For evaporative air cooling, air unsaturated with water vapor is contacted with water. This causes some of the water to evaporate into the air where heat is transferred from the air to the evaporating water. This heat is then returned to the air as latent heat of vaporization. This results in the air temperature being reduced. Theoretically, the temperature can be reduced to the wet bulb temperature of the ambient air.
Although evaporative cooling can be effective in some circumstances, the method of evaporative air cooling has a number of serious drawbacks. One important drawback is the narrow limit of the cooling operation (the wet bulb temperature of the ambient air). Moreover, in evaporative air cooling the ambient air becomes humidified when contacting the water. However, the air's heat content does not vary. In other words, the process of evaporative cooling yields no actual refrigeration, as evident heat is merely converted into latent heat, i.e. the enthalpy of the air remains constant. Hence, air thus humidified and cooled has little value for utilization in air conditioning units.
The process of evaporative air cooling may be feasible in limited climatic zones where the exceedingly low moisture content of ambient air, and its humidification in the process of evaporative cooling, would not cause substantial humidification of air. However, even some humidification may adversely affect the cooling properties of such air when used in air conditioning systems.
A method for indirect evaporative cooling has been proposed as described in USSR Author's Certificate Number 615319, the disclosure of which is hereby incorporated by reference. According to the proposed evaporative cooling method, air is cooled when contacting a heat exchange surface having an opposite side that is moistened with water. Directed over the moistened side of the heat exchange surface is a stream of ambient air. While passing over the moistened side, the ambient air becomes humidified and cooled to approach the wet bulb temperature by the process of evaporative cooling.
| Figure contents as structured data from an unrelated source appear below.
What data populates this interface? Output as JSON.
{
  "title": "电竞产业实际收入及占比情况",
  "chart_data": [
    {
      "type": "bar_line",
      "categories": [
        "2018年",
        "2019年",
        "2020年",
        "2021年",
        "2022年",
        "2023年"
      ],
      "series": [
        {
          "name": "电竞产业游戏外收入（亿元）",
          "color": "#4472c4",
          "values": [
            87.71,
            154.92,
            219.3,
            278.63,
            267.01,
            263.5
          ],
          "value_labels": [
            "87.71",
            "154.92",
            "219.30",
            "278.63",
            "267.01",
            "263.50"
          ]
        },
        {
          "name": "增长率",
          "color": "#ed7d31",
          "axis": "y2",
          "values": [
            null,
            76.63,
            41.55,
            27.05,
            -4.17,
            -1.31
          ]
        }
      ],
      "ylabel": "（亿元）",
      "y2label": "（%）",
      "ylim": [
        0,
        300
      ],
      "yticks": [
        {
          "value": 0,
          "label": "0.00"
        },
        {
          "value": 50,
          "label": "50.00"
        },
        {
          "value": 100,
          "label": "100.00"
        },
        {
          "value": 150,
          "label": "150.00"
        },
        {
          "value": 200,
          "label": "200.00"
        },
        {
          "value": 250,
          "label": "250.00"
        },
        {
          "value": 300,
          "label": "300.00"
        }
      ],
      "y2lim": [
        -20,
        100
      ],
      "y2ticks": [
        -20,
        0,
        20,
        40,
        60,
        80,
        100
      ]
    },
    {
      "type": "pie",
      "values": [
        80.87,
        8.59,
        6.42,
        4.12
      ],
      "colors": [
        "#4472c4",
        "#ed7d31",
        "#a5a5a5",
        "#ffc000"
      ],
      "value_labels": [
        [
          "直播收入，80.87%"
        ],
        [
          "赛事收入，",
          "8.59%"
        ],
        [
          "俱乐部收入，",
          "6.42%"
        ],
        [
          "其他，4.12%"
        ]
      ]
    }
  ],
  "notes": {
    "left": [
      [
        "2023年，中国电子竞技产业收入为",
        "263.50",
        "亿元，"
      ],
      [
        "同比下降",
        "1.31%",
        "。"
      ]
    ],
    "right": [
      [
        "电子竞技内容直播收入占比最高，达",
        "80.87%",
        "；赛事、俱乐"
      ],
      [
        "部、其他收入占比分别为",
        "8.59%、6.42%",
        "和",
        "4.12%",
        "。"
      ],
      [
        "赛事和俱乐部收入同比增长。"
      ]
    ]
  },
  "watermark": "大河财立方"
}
This process allows the heat exchange surface from which moisture evaporates into the ambient air to be cooled and leads to the cooling of air contacting the opposite side of the heat exchange surface, i.e. the air on the dry side of the heat exchange surface is indirectly cooled.
The method of indirect evaporative cooling also utilizes the natural imbalance of atmospheric air, i.e., the psychrometric temperature difference. As previously described, a limitation of evaporative cooling is that the extent of cooling is limited to the wet bulb temperature of ambient air. In practice, this limitation is even greater with indirect cooling because of the thermal resistance of the heat exchange surface. In addition, the effectiveness of the air cooling is limited due to the low intensity of heat transfer processes between heat exchanging flows of air.
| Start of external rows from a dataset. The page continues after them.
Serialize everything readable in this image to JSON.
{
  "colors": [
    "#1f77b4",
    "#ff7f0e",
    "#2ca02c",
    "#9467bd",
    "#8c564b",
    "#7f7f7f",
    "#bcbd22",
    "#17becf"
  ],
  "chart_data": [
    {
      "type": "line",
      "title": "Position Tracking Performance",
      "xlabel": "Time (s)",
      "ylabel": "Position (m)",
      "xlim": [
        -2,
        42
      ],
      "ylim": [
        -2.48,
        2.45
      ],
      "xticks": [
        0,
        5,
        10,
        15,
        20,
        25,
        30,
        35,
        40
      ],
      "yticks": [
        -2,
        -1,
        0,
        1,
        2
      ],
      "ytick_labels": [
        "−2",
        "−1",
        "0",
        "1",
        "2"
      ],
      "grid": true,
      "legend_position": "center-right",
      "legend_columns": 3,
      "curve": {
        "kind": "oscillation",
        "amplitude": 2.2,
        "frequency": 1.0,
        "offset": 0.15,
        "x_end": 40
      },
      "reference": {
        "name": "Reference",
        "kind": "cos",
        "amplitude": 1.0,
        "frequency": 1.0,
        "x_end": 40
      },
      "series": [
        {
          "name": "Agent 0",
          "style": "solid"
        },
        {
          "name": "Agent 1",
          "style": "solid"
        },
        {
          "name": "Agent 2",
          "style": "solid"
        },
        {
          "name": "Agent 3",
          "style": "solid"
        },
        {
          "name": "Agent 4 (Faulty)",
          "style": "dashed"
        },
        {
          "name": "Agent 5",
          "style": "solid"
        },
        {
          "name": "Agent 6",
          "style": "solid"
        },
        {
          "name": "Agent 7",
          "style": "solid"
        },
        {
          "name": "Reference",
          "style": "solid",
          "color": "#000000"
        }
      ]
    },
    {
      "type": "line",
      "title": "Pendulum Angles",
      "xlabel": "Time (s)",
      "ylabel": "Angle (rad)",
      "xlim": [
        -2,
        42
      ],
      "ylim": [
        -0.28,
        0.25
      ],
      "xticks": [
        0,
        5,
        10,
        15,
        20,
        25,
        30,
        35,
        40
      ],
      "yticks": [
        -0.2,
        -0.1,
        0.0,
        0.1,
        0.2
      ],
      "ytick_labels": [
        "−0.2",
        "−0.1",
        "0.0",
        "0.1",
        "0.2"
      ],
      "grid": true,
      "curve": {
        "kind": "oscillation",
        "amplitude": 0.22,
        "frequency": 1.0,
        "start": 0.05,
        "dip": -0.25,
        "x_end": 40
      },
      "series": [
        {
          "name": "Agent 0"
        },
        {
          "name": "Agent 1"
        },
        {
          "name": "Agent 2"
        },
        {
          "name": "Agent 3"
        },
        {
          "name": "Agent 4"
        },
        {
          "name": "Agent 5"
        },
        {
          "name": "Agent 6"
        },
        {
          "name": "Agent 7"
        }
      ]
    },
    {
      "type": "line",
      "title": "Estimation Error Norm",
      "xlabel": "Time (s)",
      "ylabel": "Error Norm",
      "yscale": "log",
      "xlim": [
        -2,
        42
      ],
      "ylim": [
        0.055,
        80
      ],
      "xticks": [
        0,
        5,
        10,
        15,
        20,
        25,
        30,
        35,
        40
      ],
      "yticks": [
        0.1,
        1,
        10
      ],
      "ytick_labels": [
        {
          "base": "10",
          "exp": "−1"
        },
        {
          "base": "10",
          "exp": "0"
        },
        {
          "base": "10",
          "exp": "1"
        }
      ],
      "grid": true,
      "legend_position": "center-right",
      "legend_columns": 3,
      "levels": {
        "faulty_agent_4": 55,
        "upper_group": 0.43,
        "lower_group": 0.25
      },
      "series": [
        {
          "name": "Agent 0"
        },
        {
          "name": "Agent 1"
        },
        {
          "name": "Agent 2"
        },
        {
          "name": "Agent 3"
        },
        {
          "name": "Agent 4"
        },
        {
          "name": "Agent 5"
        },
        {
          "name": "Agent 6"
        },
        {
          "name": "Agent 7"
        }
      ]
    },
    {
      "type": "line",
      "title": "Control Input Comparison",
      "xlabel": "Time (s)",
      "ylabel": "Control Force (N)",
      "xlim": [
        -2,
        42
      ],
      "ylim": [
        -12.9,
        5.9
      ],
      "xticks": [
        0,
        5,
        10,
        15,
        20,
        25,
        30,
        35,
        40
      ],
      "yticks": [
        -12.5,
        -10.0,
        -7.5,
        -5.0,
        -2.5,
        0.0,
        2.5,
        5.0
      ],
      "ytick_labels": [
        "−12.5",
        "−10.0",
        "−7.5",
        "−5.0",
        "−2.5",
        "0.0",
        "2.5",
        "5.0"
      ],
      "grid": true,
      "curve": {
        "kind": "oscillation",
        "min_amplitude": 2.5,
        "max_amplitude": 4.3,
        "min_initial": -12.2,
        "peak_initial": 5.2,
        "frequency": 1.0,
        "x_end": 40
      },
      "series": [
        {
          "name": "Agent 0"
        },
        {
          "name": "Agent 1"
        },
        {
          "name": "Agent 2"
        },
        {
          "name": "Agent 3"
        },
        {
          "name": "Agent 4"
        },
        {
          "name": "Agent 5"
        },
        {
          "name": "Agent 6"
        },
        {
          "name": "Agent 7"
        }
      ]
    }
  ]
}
Another method for indirect evaporative cooling has been proposed in U.S. Pat. No. 4,002,040. According to this method, a stream of ambient air is directed through a first group of channels, the walls of which are wetted. As the air passes through these channels, water from the walls is evaporated into the air, causing the air to become humidified and causing the temperature of the channel walls to decrease. Another group of channels are situated against the walls of the first group of channels so that the two sets of channels are in thermal communication. Through the second group of channels, a second stream of air is directed. Since the walls of the second channel are in thermal communication with the walls of the first channels, the second stream of air directed through the second channels is indirectly cooled due to the evaporation occurring in the first channels. As previously described, a limitation to this type of indirect evaporative cooling is the wet bulb temperature of ambient air. Moreover, the degree of cooling is further limited on account of the thermal resistance of the channel walls.
2. Description of the Background Art.
As previously described, USSR Author's Certificate Number 615319 and U.S. Pat. No. 4,002,040 describe methods for indirect evaporative cooling.